Anonymous wrote:
Listen, I get you. I moved into a predominately AA neighborhood a few years ago and had the same worries. They were unfounded. We simply treated our neighbors like any other people and they, in turn, did the same. We didn't come up with some guilt-ridden "white liberal gentrifier" plan to win them over. We just were friendly and ourselves. We interacted with our neighbors and demonstrated interest in getting to know them as opposed to make assumptions. Now they are sad we are moving. What the heck do you expect people to tell you, or the OP, for that matter?
Anonymous wrote:Be a human being, who along with other adult humans, are helping your children through a normal transition process. Don't treat your collective lives as a sociology experiment. Get a lay of the land at the school. Ask productive questions if you are curious about the school's practices. Not "Why don't you do xyz?" questions that only make people defensice. Don't undermine the flow if you don't have a concrete reason. Don't assume your mere presence, or your child's is a greater gift to the school than any other families' presence.
Anonymous wrote:Anonymous wrote:Anonymous wrote:Anonymous wrote:Anonymous wrote:for starters, never use the phrase "liberal activist gentrifiers," even anonymously and tongue-in-cheek.
+1
+2. I immediately felt sorry for the other parents when I read this.
+3 yuck
Christ, people, really? I appreciate that OP is decent enough to be thinking about this. Not everyone does when faced with the same situation. (I'm recalling efforts at F-S in the not-too-distant past. I happened to be only slightly familiar with those efforts, but was in a meeting or two with a bunch of "liberal activist gentrifiers" who wouldn't have used the phrase ironically, or maybe even known it could be ironic. Their whole style was offensive, and even if I'd liked what was going on at F-S, I couldn't have stomached having to interact with those "concerned" parents who were somehow completely unconcerned with the families who got there before them.

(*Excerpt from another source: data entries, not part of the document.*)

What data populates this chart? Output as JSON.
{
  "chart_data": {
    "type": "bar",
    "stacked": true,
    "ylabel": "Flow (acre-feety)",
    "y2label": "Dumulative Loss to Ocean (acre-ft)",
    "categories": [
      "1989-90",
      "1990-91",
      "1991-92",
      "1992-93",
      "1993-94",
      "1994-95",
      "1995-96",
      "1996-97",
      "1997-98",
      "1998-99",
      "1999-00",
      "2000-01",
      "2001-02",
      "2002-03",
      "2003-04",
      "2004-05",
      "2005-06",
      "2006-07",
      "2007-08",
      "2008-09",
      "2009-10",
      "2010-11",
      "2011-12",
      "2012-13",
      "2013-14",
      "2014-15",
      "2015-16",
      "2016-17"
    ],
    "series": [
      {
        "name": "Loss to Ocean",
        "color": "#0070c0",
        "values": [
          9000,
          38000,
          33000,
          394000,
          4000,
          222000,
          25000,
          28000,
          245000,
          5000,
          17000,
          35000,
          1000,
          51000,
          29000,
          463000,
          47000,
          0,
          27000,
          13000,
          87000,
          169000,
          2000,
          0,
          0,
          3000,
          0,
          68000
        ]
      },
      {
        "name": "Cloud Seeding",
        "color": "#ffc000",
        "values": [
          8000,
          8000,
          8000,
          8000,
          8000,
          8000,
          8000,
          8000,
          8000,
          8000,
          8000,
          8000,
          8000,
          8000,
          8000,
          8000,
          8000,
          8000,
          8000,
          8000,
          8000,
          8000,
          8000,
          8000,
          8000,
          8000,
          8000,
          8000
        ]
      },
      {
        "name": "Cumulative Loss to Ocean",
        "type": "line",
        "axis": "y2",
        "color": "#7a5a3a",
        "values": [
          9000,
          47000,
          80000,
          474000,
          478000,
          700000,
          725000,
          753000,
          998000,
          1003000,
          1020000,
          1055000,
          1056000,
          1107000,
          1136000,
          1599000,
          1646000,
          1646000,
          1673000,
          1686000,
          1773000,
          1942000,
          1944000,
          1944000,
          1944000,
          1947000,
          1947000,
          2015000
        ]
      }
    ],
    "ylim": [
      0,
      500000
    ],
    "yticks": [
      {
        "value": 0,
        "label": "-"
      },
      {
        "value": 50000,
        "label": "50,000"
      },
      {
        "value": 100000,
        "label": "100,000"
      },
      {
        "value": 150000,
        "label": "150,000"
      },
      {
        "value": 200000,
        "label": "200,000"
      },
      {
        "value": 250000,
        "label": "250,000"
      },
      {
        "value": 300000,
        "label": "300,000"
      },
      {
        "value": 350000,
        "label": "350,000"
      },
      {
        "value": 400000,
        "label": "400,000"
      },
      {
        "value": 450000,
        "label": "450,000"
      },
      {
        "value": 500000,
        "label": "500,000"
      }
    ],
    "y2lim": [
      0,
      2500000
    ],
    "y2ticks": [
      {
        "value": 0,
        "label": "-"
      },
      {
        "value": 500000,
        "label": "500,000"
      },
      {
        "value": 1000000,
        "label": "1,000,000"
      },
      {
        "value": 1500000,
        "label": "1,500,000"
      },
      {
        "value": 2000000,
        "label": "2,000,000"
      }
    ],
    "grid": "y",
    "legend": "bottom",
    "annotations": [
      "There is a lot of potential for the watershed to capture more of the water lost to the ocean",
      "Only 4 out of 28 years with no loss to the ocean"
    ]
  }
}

Frankly, I bet some of you are a lot like some of them. Anonymity does crazy things, no?
And yeah, I'm a white liberal activist gentrifier, and a good bit of that is true whether I want it to be or not. (But you're all sophisticated enough to know that race is a white issue too, right?) Like OP, I'm at least interested enough in other people to know that's likely how they see me, at least at first, regardless of my own ideas of who I want to be as a member of whatever community I'm engaged with at the time. Just exactly what's wrong with not wanting to alienate people? OP never said her assumption was that all people would immediately believe that about her. Still, you're an idiot if you don't know that some will. Or have you never made an assumption or been subject to stereotyping another?
Such a bunch of mean girls with such talent for turning good intentions into another sign the Apocalypse is near. I hope DCUM is all just some bizarre experiment and none of you are actually raising children.
Anonymous wrote:Old story from 2006 about Ross ES. Provides material for reflection on how to support a school without being an ****hole. Finding the right mix of energy, patience and respect seems to be key.
http://www.washingtoncitypaper.com/cover/2006/cover0616.html
Jeff Wise is the condo-association president of the Pierre, a building directly across the street. He says that his constituents worried that the playground would disrupt the block’s ambience if it went unrestricted. “Not only would there be the sound of children during the week, but a lot of people had strong feelings about having to hear that during the weekends, the only time of the week we had peace and quiet,” he says. “I invite you to come live in my apartment and subject yourself to this every day.”
Wise says that when he approached the parents and the school, his building’s concerns were dismissed. “They were just so offended that anyone would want to regulate a playground,” he says.
Anonymous wrote:Anonymous wrote:Anonymous wrote:Anonymous wrote:for starters, never use the phrase "liberal activist gentrifiers," even anonymously and tongue-in-cheek.
+1
+2. I immediately felt sorry for the other parents when I read this.
+3 yuck
Anonymous wrote:Hi. I'm a high-SES (and yes, white) liberal parent of a three year-old entering PS3 in a high-poverty, low-diversity school that, I am happy to say, is rising like many DCPS schools. I want to do the best for my child and the school and am very interested in being be involved in making the school the best it can be. I don't want to screw this up, alienate people, look like a narcissist, or cause myself or anyone else headaches.
What should I do or not do? Any lessons learned? I really want to help out.
Anonymous wrote:use yo at the end of every sentance
Anonymous wrote:Anonymous wrote:Anonymous wrote:for starters, never use the phrase "liberal activist gentrifiers," even anonymously and tongue-in-cheek.
+1
+2. I immediately felt sorry for the other parents when I read this.